= Dan Kamal =

American journalist (born 1951)

Dan Kamal (born 1951) is the former play-by-play announcer for the Atlanta Thrashers. He served as the team's voice prior to their move to Winnipeg for the 2011–12 NHL season.

==Broadcasting career==
Dan Kamal was the play-by-play voice for all Thrashers radio broadcasts and oversaw radio operations for the Thrashers. He had been partnered with Billy Jaffe and former Thrasher Jeff Odgers.

As Senior Director of Radio Operations, he was responsible for programming, production and distribution of Thrashers broadcasts for the team's radio network, which included flagship station WCNN "680, The Fan" and affiliates in Georgia, Alabama and South Carolina. In addition to his radio duties, Kamal was a regular contributor to the team's official web site, providing interviews and editorial content.

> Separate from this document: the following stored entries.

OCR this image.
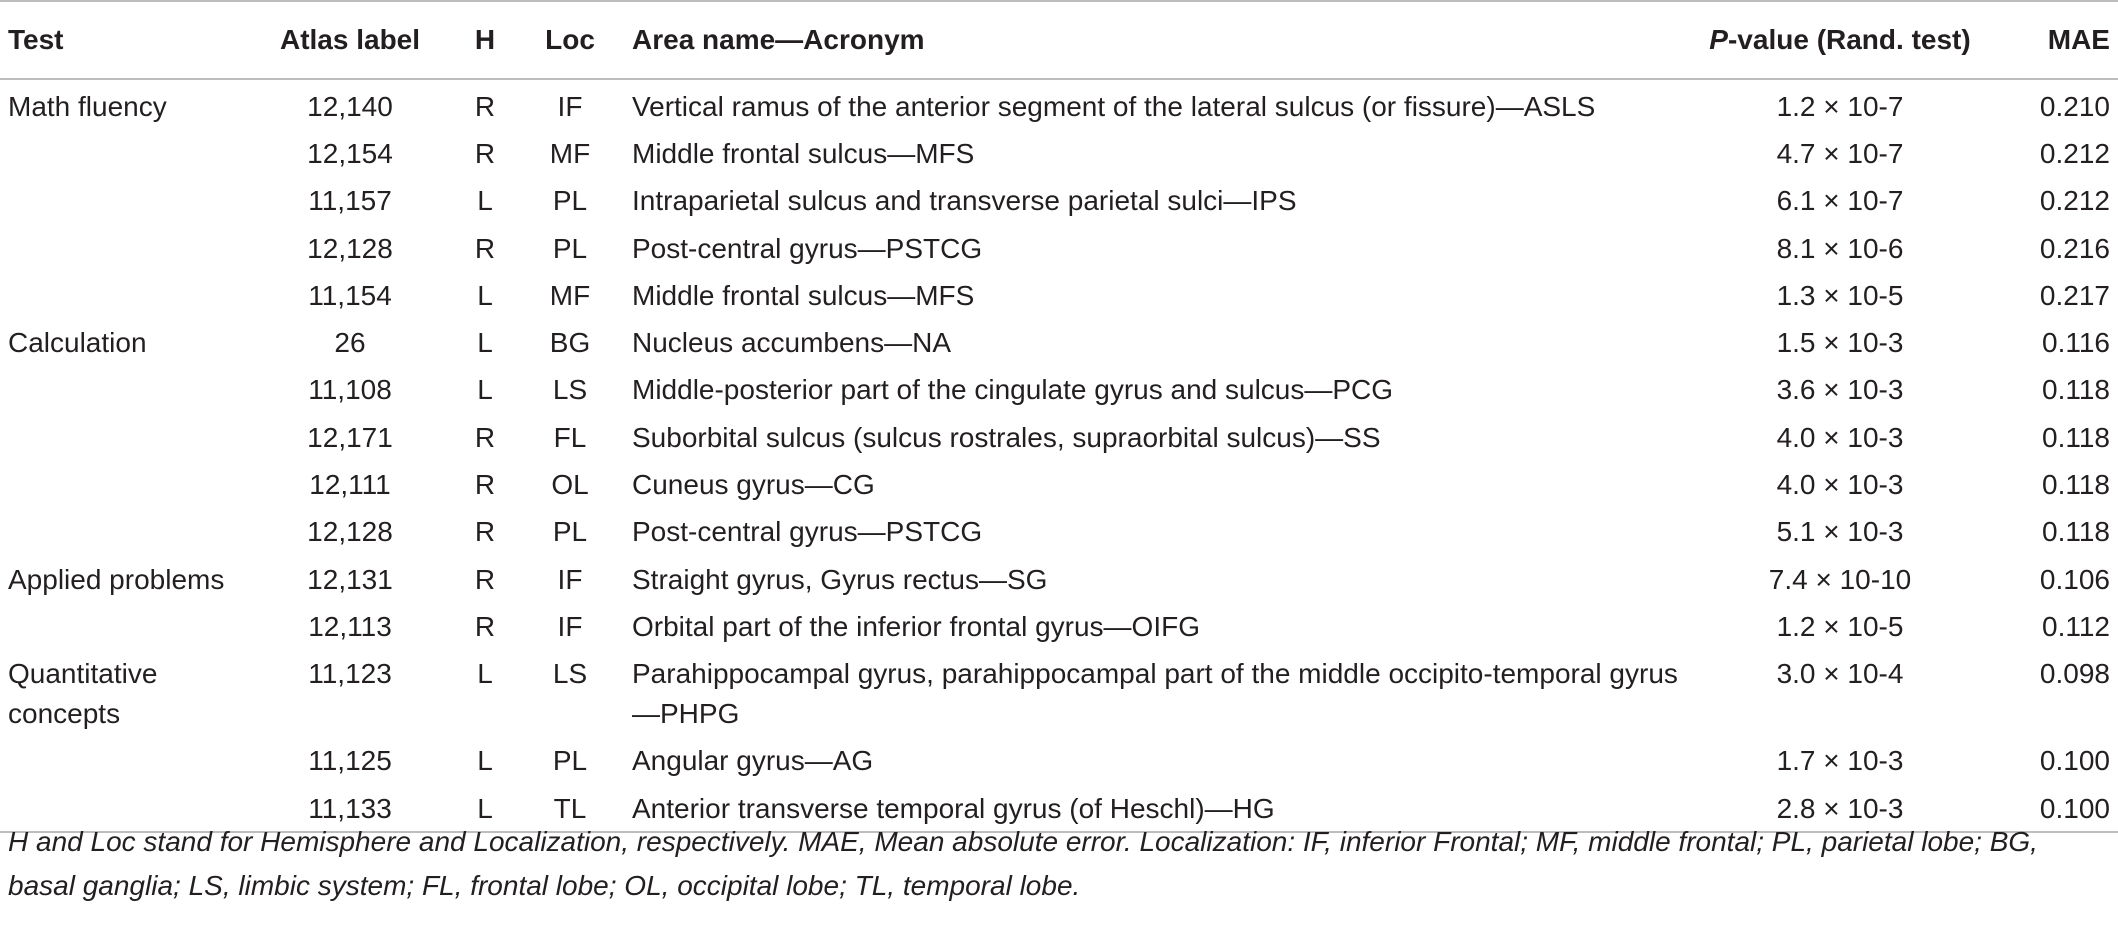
Test	Atlas label	H	Loc	Area name—Acronym	P-value (Rand. test)	MAE
Math fluency	12,140	R	IF	Vertical ramus of the anterior segment of the lateral sulcus (or fissure)—ASLS	1.2 × 10-7	0.210
	12,154	R	MF	Middle frontal sulcus—MFS	4.7 × 10-7	0.212
	11,157	L	PL	Intraparietal sulcus and transverse parietal sulci—IPS	6.1 × 10-7	0.212
	12,128	R	PL	Post-central gyrus—PSTCG	8.1 × 10-6	0.216
	11,154	L	MF	Middle frontal sulcus—MFS	1.3 × 10-5	0.217
Calculation	26	L	BG	Nucleus accumbens—NA	1.5 × 10-3	0.116
	11,108	L	LS	Middle-posterior part of the cingulate gyrus and sulcus—PCG	3.6 × 10-3	0.118
	12,171	R	FL	Suborbital sulcus (sulcus rostrales, supraorbital sulcus)—SS	4.0 × 10-3	0.118
	12,111	R	OL	Cuneus gyrus—CG	4.0 × 10-3	0.118
	12,128	R	PL	Post-central gyrus—PSTCG	5.1 × 10-3	0.118
Applied problems	12,131	R	IF	Straight gyrus, Gyrus rectus—SG	7.4 × 10-10	0.106
	12,113	R	IF	Orbital part of the inferior frontal gyrus—OIFG	1.2 × 10-5	0.112
Quantitative concepts	11,123	L	LS	Parahippocampal gyrus, parahippocampal part of the middle occipito-temporal gyrus—PHPG	3.0 × 10-4	0.098
	11,125	L	PL	Angular gyrus—AG	1.7 × 10-3	0.100
	11,133	L	TL	Anterior transverse temporal gyrus (of Heschl)—HG	2.8 × 10-3	0.100
H and Loc stand for Hemisphere and Localization, respectively. MAE, Mean absolute error. Localization: IF, inferior Frontal; MF, middle frontal; PL, parietal lobe; BG, basal ganglia; LS, limbic system; FL, frontal lobe; OL, occipital lobe; TL, temporal lobe.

Kamal joined the Thrashers prior to their 1999–2000 inaugural season and his role with the team marks the second time he has broadcast professional hockey in Atlanta. He is the former radio and television play-by-play announcer for the Atlanta Knights of the former International Hockey League, a position he held from 1994 to 1996. Prior to the Knights, he was the radio and TV play-by-play voice of the Hershey Bears of the American Hockey League from 1984 to 1994. Dan was also the radio play-by-play voice of the Harrisburg Senators of minor league baseball's AA Eastern League from its inaugural, modern-day season in 1987 until the mid-1990s.

Following the Knights, Kamal joined Turner Broadcasting System, Inc., in 1997 as a writer and field producer for the former CNN/Sports Illustrated cable network. While with the network, he also served as a fill-in anchor on CNN Headline Sports. During the 2004–2005 NHL lockout, he returned to Turner Broadcasting as a freelance reporter/editor for the CNN Radio Network. He also served as a speaker for the Atlanta Hawks Read to Achieve program that reached 122 schools and 61,000 students.

As of 2012, Kamal worked for CNN as a part-time news writer. On January 8, 2013, the Columbus Dispatch reported (and Kamal himself confirmed via Twitter) that he has been hired by Fox Sports Ohio and the Columbus Blue Jackets as their in-studio pre- and post-game host.

In his broadcasting career Kamal also has covered the 1996 Summer Olympic Games for Atlanta's WGST Radio and has served as studio host for the Atlanta Falcons Radio Network and PGA Tour Radio.

==Personal==

Kamal earned a bachelor's degree in communication studies from the University of Massachusetts Amherst, where he also worked on the school's radio station, WMUA and a master's degree in communications from Boston University.